Le PCD est un document qui favorise la participation de tous les acteurs au niveau local, définit la vision à long terme du développement social, économique, environnemental et culturel de la commune. De par son organisation en secteurs, c’est l’ outil idéal pour l’identification des besoins sectoriels à consolider dans le cadre de l’élaboration du budget d’investissement public. À ce jour, 329 plans communaux de développement ont été élaborés. Depuis le premier trimestre de cette année 2017, nous avons engagé un vaste chantier d’actualisation de plus de 85 PCD élaborés depuis plus de quatre ans, en y intégrant des thématiques et problématiques nouvelles comme la prise en compte des réfugiés. Nous comptons d’ailleurs étendre l’actualisation à 70 autres PCD d’ici la fin de l’année. Le ministre de l’Économie, de la Planification et de l’Aménagement du territoire, qui chapeaute et oriente notre activité, a mis sur pied un groupe de travail qui planche sur un mécanisme visant à prendre en compte les PCD dans la programmation des projets d’investissements des collectivités territoriales décentralisées.
 
Au-delà des communes, il existe des populations autochtones vulnérables telles que les Bororos ou les Pygmées. Que fait le PNDP pour ces cas particuliers ?
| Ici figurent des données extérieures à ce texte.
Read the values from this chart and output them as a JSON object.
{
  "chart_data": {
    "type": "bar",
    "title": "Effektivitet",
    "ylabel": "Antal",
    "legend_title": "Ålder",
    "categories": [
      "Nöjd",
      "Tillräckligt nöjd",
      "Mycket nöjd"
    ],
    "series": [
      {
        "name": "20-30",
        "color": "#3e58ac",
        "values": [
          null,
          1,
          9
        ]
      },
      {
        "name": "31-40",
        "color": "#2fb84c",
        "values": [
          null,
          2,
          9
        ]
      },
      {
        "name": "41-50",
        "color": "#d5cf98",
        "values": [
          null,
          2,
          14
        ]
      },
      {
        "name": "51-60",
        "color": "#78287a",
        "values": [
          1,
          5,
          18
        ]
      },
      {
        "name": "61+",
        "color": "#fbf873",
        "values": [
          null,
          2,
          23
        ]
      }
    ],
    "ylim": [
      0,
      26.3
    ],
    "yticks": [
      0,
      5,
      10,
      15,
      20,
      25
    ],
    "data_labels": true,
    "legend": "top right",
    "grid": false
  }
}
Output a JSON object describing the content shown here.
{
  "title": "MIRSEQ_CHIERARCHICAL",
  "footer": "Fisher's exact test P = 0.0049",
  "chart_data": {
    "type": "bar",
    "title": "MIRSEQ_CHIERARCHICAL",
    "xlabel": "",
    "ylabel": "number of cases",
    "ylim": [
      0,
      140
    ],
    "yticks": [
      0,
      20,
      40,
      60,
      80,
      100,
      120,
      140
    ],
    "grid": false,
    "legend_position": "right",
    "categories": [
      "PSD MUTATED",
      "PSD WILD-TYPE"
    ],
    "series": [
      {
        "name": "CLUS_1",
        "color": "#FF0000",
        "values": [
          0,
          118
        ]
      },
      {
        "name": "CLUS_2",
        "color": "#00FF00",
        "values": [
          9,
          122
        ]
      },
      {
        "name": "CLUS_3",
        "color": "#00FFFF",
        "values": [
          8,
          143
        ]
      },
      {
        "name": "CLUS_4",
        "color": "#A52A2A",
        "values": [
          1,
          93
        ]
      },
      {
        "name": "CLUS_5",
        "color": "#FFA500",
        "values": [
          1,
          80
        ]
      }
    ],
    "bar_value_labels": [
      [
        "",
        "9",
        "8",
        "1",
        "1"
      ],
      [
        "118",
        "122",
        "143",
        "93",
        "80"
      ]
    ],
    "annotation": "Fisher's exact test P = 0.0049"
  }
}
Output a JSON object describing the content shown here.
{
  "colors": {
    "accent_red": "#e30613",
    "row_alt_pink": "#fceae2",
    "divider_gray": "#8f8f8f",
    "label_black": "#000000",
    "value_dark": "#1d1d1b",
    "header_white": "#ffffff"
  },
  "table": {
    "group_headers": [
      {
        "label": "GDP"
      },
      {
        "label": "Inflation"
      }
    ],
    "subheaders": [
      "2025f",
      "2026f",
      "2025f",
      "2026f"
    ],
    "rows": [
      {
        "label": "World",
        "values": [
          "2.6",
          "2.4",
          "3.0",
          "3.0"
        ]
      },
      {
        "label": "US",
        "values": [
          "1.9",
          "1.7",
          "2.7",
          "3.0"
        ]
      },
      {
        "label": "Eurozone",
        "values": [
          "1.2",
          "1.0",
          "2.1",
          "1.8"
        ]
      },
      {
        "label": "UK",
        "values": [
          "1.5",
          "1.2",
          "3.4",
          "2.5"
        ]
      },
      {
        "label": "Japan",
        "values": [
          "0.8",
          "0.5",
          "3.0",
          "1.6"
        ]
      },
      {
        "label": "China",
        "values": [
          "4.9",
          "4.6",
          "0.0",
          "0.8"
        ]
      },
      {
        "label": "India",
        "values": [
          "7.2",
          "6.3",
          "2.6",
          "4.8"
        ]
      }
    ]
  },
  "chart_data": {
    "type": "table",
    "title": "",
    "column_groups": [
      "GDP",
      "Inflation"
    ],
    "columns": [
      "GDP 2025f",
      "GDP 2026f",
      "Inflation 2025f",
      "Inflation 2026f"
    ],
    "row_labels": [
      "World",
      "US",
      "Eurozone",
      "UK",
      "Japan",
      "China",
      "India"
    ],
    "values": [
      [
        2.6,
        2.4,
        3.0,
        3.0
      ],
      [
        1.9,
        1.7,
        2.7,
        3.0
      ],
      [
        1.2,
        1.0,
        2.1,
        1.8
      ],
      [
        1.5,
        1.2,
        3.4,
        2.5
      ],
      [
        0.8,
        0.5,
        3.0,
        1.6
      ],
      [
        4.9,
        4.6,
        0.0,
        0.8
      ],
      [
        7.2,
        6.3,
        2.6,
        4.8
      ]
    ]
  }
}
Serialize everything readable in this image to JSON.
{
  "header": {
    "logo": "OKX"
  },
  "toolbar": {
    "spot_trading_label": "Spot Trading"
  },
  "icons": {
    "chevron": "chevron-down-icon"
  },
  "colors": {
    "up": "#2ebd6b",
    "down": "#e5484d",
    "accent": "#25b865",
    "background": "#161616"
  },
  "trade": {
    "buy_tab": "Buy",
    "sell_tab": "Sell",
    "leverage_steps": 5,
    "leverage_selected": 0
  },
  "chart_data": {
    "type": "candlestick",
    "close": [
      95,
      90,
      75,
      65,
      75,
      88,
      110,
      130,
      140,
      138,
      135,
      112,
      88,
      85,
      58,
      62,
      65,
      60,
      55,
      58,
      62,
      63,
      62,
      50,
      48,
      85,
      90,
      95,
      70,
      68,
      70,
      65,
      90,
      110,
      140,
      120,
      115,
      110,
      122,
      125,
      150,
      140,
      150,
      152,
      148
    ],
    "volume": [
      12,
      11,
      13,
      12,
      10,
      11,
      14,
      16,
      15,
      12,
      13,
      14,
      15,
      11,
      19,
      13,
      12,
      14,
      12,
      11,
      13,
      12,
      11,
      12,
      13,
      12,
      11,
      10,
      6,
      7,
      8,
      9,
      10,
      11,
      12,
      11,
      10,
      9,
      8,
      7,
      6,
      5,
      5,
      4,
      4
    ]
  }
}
Ces populations sont des bénéficiaires directs de nos interventions. Déjà, pendant le processus d’élaboration des PCD, leurs besoins spécifiques et pistes de solutions sont pris en compte. Avec le projet de gestion durable des terres évoqué plus haut, les Bororos ont bénéficié de nombreux appuis directs, notamment pour la mise en place des champs fourragers dans la région de l’Adamaoua.
Il y a également le plan de développement des peuples pygmées (PDPP) qui a pour objectif général d’assurer que le processus de développement engagé favorisera le respect total de la dignité, des droits de la personne et la culture des peuples autochtones. Il est mis en oeuvre dans les 37 communes les abritant. Ce projet permet de leur faciliter l’établissement de documents administratifs, d’assurer l’approvisionnement en médicaments des centres de santé qu’ils fréquentent ou encore d’améliorer leur représentativité dans les instances de décision.